If you work for the Hinds County Sheriff Office, you got some good news and some bad news this morning.
In a move that seemed to catch fellow supervisors and Sheriff Tyrone Lewis off guard, District 5 Supervisor Kenneth Stokes successfully proposed removing $2.5 million from the sheriff's budget to pay for raises and add to the county's cash reserves.
Of that amount, Stokes asked that $1 million go toward giving all county employees, including those in the sheriff's office, $100 per month raises and that another $1 million be applied to the reserve fund for a total reserve of $1.75 million.
Stokes, the board's vice president, ran the meeting in the absence of board president and District 1 Supervisor Robert Graham, who participated via speakerphone.
Graham called the proposed budget reduction tantamount to a layoff that could result in a crime spike.

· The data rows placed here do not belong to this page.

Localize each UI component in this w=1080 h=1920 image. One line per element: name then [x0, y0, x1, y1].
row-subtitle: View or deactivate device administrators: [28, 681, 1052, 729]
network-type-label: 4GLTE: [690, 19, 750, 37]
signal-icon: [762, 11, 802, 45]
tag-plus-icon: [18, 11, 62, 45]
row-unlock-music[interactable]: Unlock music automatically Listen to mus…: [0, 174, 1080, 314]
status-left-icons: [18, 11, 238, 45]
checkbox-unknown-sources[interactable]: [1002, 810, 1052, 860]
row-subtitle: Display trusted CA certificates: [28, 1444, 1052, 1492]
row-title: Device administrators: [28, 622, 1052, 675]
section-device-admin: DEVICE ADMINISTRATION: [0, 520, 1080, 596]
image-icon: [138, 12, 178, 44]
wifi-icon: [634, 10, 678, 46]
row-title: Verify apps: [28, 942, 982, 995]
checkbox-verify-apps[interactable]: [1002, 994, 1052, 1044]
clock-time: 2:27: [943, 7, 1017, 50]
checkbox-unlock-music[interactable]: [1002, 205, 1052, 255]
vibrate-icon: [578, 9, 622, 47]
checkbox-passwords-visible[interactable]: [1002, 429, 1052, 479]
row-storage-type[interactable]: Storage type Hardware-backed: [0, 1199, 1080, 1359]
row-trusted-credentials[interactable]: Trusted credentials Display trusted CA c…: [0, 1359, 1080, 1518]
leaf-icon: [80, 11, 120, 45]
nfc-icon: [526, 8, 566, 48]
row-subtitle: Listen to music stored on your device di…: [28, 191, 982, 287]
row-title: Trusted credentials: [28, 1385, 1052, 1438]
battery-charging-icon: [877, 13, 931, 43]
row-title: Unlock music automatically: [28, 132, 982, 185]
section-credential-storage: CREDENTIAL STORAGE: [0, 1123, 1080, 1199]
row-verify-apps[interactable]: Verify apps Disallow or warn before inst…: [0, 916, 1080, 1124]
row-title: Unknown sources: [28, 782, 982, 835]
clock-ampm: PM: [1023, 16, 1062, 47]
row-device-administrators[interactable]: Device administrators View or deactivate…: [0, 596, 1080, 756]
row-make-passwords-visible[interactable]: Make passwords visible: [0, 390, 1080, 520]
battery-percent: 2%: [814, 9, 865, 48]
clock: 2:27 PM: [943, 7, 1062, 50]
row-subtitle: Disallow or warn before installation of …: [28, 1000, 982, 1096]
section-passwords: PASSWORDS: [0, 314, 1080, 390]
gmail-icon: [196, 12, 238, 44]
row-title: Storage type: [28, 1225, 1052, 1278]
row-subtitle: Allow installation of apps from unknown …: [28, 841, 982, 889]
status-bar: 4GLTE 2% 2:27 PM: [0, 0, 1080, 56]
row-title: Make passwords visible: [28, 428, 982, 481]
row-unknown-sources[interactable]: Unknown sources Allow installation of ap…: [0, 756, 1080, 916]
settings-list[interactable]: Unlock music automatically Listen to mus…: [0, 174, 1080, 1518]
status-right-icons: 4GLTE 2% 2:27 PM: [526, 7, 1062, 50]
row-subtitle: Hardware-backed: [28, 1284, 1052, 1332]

But Stokes and District 4 Supervisor Phil Fisher, who seconded Stokes' motion, said because the sheriff's office is only charged with policing the county's unincorporated areas, that the municipalities should step in and do their parts to keep crime in check.
Stokes, a former Jackson city councilman, said that the city of Jackson's police budget of $42 million roughly equals the county's entire operating budget of $52 million.
"If anything, the city should be out in the county helping us, not us helping the city," Stokes said.
Midway through the otherwise mundane proceedings that included a reappointment to the Jackson-Hinds Library Systems Administrative Board and discussion on the county's lack of participation in the Miss Mississippi pageant, Lewis and a cadre of aides showed up in the county board chambers in the Chancery Court building.
District 3 Supervisor Peggy Hobson Calhoun reminded her colleagues that the county continues struggling to comply with a court order to maintain certain staff-to-inmate ratios at the county jail.
Calhoun pointed to the riot at the Raymond Detention Center in July as evidence of an understaffed jail. During the disturbance, about 183 inmates that populated the jail's Pod C flooded and took over at least one housing unit.
The county has since talked about replacing or fixing the jail, which sustained extensive damage during the riot.
Stokes countered Calhoun, saying the cuts he proposed would not affect the number of deputies working at the county jail. Calhoun said if the cuts led to more problems at the jail, the county could "end up paying through the nose" in legal costs.
"No matter how powerful you think you are, or what you think you are, you cannot ignore a court (order)," she told Stokes.
District 2 Supervisor Doug Anderson joined Stokes and Fisher in passing the cut; Graham and Calhoun voted no.
After the vote, Lewis told reporters that his office would have to examine the effects of the unexpected cuts.
"It's going to hurt big," Lewis said.